To begin with, Jesus cannot be described as being in the past. He WAS a good teacher, he WAS a good man, he HAD some good ideas. No, no, no. Jesus is not some dead figure of history. He is history itself, the centre of history and the one to whom all history is headed. In one of his most explosive declarations about himself that Jesus makes to the Jews, he states “Very truly I tell you, before Abraham was, I AM” (John 8:58). The Jews nearly stoned him to death for saying that. And no wonder. Jesus is saying to them, and to us “I am not a dead figure of history. I am eternal, I always have been, I always am, and I always will be” In other words, “I am God”. No one merely human could ever get away with saying that. Not Caesar, not Mohammad, not Buddha, not Gandhi. No one. The writer of the book of Hebrews declares it succinctly: “Jesus Christ is the same yesterday, today and forever” (Hebrews 13:8).

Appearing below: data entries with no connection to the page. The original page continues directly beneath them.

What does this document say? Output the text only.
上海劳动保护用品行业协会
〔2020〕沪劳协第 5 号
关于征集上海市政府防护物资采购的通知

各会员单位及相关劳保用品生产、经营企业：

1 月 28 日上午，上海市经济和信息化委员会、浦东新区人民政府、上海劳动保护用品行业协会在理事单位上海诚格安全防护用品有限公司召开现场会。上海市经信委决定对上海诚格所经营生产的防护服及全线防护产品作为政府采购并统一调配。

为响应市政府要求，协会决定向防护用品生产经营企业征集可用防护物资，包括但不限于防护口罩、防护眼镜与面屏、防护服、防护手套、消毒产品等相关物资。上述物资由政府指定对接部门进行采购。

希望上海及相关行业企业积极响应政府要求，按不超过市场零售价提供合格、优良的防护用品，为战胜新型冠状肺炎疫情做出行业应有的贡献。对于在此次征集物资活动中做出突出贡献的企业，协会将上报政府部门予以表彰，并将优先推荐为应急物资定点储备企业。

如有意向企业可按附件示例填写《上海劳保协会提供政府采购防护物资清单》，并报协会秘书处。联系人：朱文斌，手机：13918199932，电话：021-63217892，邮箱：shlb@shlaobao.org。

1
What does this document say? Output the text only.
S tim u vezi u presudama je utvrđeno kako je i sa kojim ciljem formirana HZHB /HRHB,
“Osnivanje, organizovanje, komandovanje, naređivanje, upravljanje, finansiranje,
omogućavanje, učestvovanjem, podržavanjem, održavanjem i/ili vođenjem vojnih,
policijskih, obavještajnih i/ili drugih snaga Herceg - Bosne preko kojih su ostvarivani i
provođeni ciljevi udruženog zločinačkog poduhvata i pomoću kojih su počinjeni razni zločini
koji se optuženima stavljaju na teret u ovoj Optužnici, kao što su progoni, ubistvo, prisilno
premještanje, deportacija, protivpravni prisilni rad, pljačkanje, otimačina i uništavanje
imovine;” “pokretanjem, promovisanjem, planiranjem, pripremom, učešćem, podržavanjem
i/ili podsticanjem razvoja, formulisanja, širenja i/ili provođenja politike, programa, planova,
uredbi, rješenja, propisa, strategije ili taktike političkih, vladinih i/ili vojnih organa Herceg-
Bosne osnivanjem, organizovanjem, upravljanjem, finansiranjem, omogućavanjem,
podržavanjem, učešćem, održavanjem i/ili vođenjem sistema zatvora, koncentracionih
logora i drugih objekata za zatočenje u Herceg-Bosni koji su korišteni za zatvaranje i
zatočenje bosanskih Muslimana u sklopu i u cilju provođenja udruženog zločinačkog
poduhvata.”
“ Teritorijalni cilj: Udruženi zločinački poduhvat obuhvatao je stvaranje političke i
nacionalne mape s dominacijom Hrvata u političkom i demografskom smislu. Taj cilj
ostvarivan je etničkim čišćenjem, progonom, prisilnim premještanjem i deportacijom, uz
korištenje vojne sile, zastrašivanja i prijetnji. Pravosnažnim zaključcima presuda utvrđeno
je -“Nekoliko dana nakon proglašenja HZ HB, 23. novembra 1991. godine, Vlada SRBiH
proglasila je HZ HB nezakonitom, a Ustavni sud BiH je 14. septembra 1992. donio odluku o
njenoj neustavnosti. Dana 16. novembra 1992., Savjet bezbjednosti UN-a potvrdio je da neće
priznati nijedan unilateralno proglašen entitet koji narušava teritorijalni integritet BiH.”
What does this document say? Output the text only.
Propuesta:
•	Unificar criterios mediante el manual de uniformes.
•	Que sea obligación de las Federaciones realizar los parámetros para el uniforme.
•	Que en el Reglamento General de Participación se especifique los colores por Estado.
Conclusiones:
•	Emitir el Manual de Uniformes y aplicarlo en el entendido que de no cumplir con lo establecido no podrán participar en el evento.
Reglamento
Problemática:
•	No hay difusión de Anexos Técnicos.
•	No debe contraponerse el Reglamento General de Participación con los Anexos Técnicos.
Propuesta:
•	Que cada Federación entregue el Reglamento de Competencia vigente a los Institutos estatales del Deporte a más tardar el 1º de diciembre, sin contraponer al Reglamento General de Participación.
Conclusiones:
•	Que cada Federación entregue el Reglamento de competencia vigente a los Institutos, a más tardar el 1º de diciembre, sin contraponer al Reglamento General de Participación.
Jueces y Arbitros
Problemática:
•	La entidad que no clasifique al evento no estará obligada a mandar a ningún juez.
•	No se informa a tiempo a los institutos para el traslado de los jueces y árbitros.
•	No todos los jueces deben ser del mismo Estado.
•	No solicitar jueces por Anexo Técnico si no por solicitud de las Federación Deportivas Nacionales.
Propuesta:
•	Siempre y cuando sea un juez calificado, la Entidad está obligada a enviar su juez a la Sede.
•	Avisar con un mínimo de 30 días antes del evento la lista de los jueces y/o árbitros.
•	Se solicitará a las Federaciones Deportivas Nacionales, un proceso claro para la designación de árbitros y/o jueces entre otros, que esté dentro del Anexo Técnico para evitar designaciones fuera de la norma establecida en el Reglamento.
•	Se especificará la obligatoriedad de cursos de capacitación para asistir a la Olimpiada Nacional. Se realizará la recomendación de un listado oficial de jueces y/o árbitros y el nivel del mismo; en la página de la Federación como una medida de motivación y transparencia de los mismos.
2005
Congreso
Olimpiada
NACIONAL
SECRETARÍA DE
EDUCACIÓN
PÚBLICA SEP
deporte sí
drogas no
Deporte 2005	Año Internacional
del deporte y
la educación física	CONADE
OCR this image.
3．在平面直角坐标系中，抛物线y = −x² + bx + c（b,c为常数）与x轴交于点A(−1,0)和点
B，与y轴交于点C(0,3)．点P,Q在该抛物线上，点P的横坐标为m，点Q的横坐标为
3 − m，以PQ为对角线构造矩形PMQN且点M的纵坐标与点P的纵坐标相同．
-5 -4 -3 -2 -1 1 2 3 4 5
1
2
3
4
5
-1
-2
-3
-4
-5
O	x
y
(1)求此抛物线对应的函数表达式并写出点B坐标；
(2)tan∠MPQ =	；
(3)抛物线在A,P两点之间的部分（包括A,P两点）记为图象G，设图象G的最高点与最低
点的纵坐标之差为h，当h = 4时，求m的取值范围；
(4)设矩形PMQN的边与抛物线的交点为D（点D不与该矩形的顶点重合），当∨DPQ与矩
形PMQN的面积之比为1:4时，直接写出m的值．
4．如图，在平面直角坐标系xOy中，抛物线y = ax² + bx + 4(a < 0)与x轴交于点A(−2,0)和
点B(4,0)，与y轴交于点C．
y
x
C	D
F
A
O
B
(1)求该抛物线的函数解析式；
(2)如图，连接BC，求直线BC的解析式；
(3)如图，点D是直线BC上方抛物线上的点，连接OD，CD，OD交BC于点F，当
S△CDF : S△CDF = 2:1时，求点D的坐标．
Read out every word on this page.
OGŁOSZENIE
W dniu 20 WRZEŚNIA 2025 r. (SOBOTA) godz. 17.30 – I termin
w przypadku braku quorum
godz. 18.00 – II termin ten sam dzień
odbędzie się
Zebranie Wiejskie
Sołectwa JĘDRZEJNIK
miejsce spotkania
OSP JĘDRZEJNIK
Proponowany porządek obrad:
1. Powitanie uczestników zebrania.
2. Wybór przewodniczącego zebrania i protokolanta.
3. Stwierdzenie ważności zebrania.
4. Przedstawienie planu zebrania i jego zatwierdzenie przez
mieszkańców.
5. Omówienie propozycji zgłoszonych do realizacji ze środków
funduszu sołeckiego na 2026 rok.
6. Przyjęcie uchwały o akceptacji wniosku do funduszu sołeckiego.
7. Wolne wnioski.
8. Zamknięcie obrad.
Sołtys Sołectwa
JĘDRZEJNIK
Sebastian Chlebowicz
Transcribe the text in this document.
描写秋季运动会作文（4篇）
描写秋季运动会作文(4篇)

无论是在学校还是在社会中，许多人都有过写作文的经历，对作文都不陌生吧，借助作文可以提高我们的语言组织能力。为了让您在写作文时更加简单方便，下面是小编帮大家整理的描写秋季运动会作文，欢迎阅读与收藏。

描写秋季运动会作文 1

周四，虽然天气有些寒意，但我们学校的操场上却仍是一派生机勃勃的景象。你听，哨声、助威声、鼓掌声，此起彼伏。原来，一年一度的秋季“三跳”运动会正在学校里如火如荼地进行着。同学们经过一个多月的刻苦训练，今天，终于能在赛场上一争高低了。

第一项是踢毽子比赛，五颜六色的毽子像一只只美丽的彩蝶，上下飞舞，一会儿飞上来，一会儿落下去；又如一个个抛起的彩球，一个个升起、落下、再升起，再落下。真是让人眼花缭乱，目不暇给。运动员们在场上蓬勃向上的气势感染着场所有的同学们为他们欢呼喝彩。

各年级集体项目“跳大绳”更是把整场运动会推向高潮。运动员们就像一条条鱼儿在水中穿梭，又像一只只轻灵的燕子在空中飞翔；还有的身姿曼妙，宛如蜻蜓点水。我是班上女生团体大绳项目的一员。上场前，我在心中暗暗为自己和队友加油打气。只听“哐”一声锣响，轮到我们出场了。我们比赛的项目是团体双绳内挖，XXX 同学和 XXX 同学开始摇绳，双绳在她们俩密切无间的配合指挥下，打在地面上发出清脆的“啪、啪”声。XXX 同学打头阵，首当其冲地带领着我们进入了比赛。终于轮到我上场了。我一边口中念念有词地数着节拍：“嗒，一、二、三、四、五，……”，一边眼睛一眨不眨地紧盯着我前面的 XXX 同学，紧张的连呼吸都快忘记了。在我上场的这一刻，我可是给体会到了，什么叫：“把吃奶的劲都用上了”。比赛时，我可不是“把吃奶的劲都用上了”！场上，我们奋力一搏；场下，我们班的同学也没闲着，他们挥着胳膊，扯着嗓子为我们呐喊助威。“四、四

In our gospel today, Peter speaks up for all the apostles when he declares to Jesus: “You are the Christ”. That is a much better answer than anyone else has given, but it is still not the full truth. The Christ is the title given by the Jews to the one they believed God would send into the world to bring in God’s kingdom and overcome all evil. They did not understand that the way in which Jesus was destined to bring that about was by his suffering and death, freely surrendered to his heavenly Father. Jesus, as we see, goes on to tell his disciples what was going to happen to him in the future. He was going to be rejected by the religious leaders of Israel, and be killed, before rising again after three days. It is almost certain that the disciples missed the reference to rising again. They were outraged by the suggestion that the Christ, the Messiah, God’s own champion and Savior of the people would suffer and die. This was impossible. God would never allow something so terrible and heinous to happen to his anointed one. That is why Peter takes Jesus aside to remonstrate with him and receives the greatest slap down any of the disciples gets from Jesus. Jesus actually calls him a “Satan”, which means an adversary or opponent. This is absolute humiliation for Peter, who goes from hero to zero in a matter of minutes. 

What the Jews didn’t get, what Peter and the other apostles don’t get till much later is that evil will never be overcome by more evil, ,by violence and atrocity. That will only lead to more violence and evil. Evil is to be overcome only by love, but the free willed, obedient, loving surrender of Jesus on the cross with the words on his lips as he dies: “Father, forgive them, for they do not know what they are doing” (Luke 23:34). Jesus, at that point, is appealing to his Father to forgive every single one of us, past, present and future, including those baying for his blood at the foot of the cross, his sworn enemies, as well as the atheists and agnostics and haters of Jesus. Until we get this, until we can think of Jesus looking on each one of us, knowing our darkest and deepest sins, and still loving us to death, his death, then we have missed the whole point of our gospel today, and indeed the whole point of our faith in Christ. Until we can place our greatest enemies, the ones who have wounded us the most,  at the foot of the cross of Jesus and say “Yes, Lord Jesus, I ask you to forgive even this person, and that one, and that one”, then we miss why Peter’s answer to Jesus: “You are the Christ” is the only truly correct one. In Matthew’s gospel, Peter answers Jesus’ question in the fullest way “You are the Christ, the Son of the Living God” (Matthew 16:16). 

I appeal to you, brothers and sisters, to never let go of that truth. It is the truth which will save the world.